Skip to main content
Inspiring
September 9, 2011
Answered

cfspreadsheet file size problem

  • September 9, 2011
  • 1 reply
  • 4706 views

When I am reading in a list of Excel spreadsheets, sorted by size,

with <cfspreadsheet>, everything goes smoothly until the tag hits a file

bigger than 2MB.  That is when I get this error:

An error occurred while reading the Excel: org.apache.poi.hssf.record.RecordInputStream$LeftoverDataException: Initialisation of record 0xFF left 6 bytes remaining still to be read..

This happens consistantly at a file size of 2MB.  The files are Excel 2003.  The only important factor I can see is that I have quite a few columns in my spreadsheet.  The columns go out all the way to "CX".

Does <cfspreadsheet> have some sort of limitation when it comes to file size and/or columns?

TIA

Zach

    This topic has been closed for replies.
    Correct answer -__cfSearching__-

    I can remove records from the beginning, middle, or end, and it won't load until the file is smaller than 2MB.  And yes, you are right, 2MB isn't very many records (just over 2000, in my case).  Remember, that the records have a length of the last column being "CX", which is very long.

    As far as malformed files, that logic would mean that I wouldn't be able to use cfspreadsheet on any of the files.  The tag works great on the files less than 2MB, that I downloaded directly from the portal.

    As it stands right now, I have to chop up the files into 1000-record "bite site" smaller files.  After doing that, cfspreadsheet breezes right through them.

    When I first saw this problem a few months back, I poured hours into searching it up and down on Google and found very little.  What I did find was mainly about problems and bugs in the Java code (nothing having to do with CF, just the Java function(s) that CFSpreadsheet uses apparently).  All of these hits on Google being years old.


    I do not know what is causing the problem. But having read much bigger files, with more columns, I am not yet convinced it is solely a size problem.

    - Can you read any files over 2MB or ones with a similar number of rows and columns?

    - Any odd characters or charsets involved?

    - Any idea what program produced the files? Either from viewing the metadata or the headers?

    When I first saw this problem a few months back, I poured

    hours into searching it up and down on Google and found very

    little. 

    Did you ever try running the files through POI's BiffViewer?

    1 reply

    Inspiring
    September 9, 2011

    Hard to say. But I tend to doubt size is the cause seeing as how it is only 2MB.
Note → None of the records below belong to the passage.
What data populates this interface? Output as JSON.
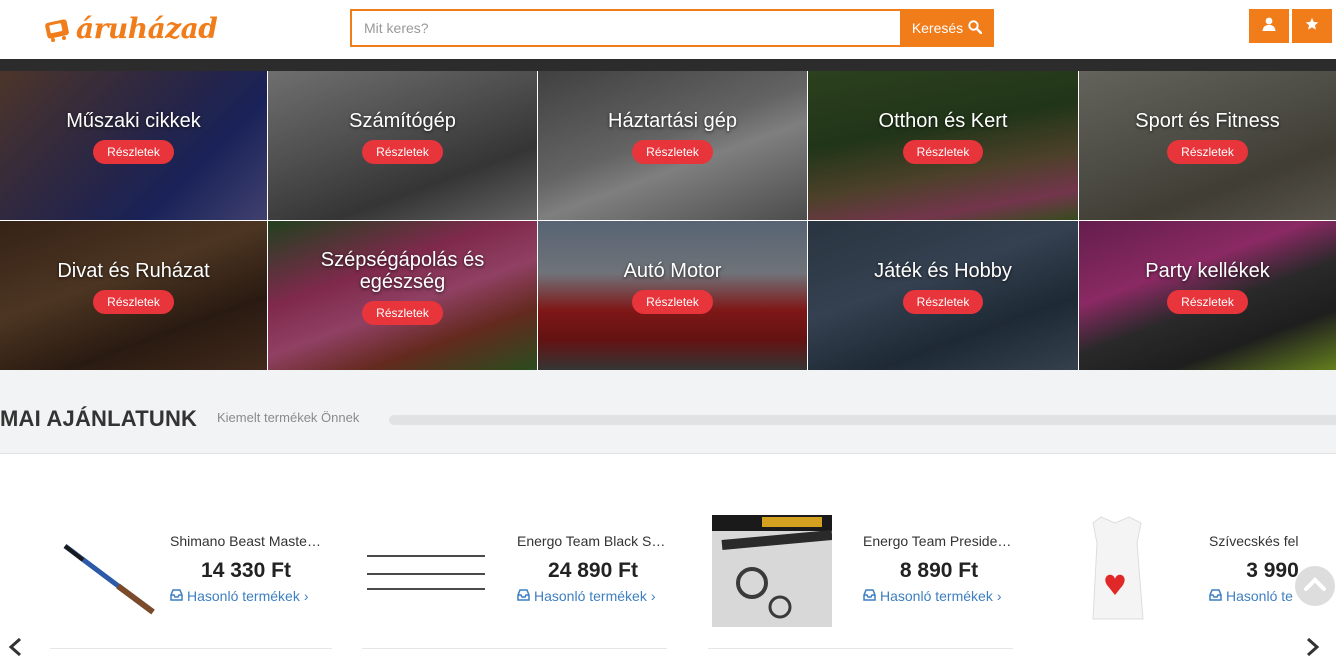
{
  "brand": {
    "logo_text": "áruházad",
    "accent": "#f07c1a"
  },
  "search": {
    "placeholder": "Mit keres?",
    "button_label": "Keresés"
  },
  "header_buttons": {
    "user_icon": "user-icon",
    "favorites_icon": "star-icon"
  },
  "categories": [
    {
      "title": "Műszaki cikkek",
      "button": "Részletek"
    },
    {
      "title": "Számítógép",
      "button": "Részletek"
    },
    {
      "title": "Háztartási gép",
      "button": "Részletek"
    },
    {
      "title": "Otthon és Kert",
      "button": "Részletek"
    },
    {
      "title": "Sport és Fitness",
      "button": "Részletek"
    },
    {
      "title": "Divat és Ruházat",
      "button": "Részletek"
    },
    {
      "title": "Szépségápolás és egészség",
      "button": "Részletek"
    },
    {
      "title": "Autó Motor",
      "button": "Részletek"
    },
    {
      "title": "Játék és Hobby",
      "button": "Részletek"
    },
    {
      "title": "Party kellékek",
      "button": "Részletek"
    }
  ],
  "section": {
    "title": "MAI AJÁNLATUNK",
    "subtitle": "Kiemelt termékek Önnek"
  },
  "products": [
    {
      "name": "Shimano Beast Maste…",
      "price": "14 330 Ft",
      "link": "Hasonló termékek"
    },
    {
      "name": "Energo Team Black Sp…",
      "price": "24 890 Ft",
      "link": "Hasonló termékek"
    },
    {
      "name": "Energo Team Presiden…",
      "price": "8 890 Ft",
      "link": "Hasonló termékek"
    },
    {
      "name": "Szívecskés fel",
      "price": "3 990",
      "link": "Hasonló te"
    }
  ]
}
    - Can you post a sample file?

    - Were all of the files created by Excel 2003 or a different program?

    Inspiring
    September 9, 2011

    Unfortunately, I cannot post a sample because it is chock full of

    Personal Health Information (PHI).  I wish I could.  Even going through and trying to replace the PHI with dummy info would take quite a bit of time, not to mention dangerous if I missed something.

    The files are all created in Excel 2003 format by one of the State of Colorado's websites.  (Actually, the quote from the website is "This report is available in Excel format.")  The files are not ".xlsx" for 2007 and 2010.  We just download them from their site.

    The reason I have leaned towards file size (or size in general) is because of the error message talking about "6 bytes".  If I remove records from the file to reduce its total size below 2MB, it loads just fine.  Is this error message familiar to anyone?

    Inspiring
    September 16, 2011

    OK, hidden "crappy" data or something 'else' is the

    answer. 

    Out of curiosity, did the poi dump crash or tell you anything you could report to the POI team?

     

    Thank you to everyone for helping me with this!  Sorry so

    anticlimatic.

    lol. Someone actually mentioned using that exact same fix on one of the POI threads. I was going to suggest that, but thought you had already tried it in your previous experiments. Wish I had suggested it now! But at least you have temporarily worked around the problem


    To tell you the truth, after having the epiphany of just re-saving the files in Excel, I never got around to doing the Biff Viewer testing.  One of these days I might.  Heaven knows the State won't be fixing their side of this equation soon...

    Thanks again!

    Zach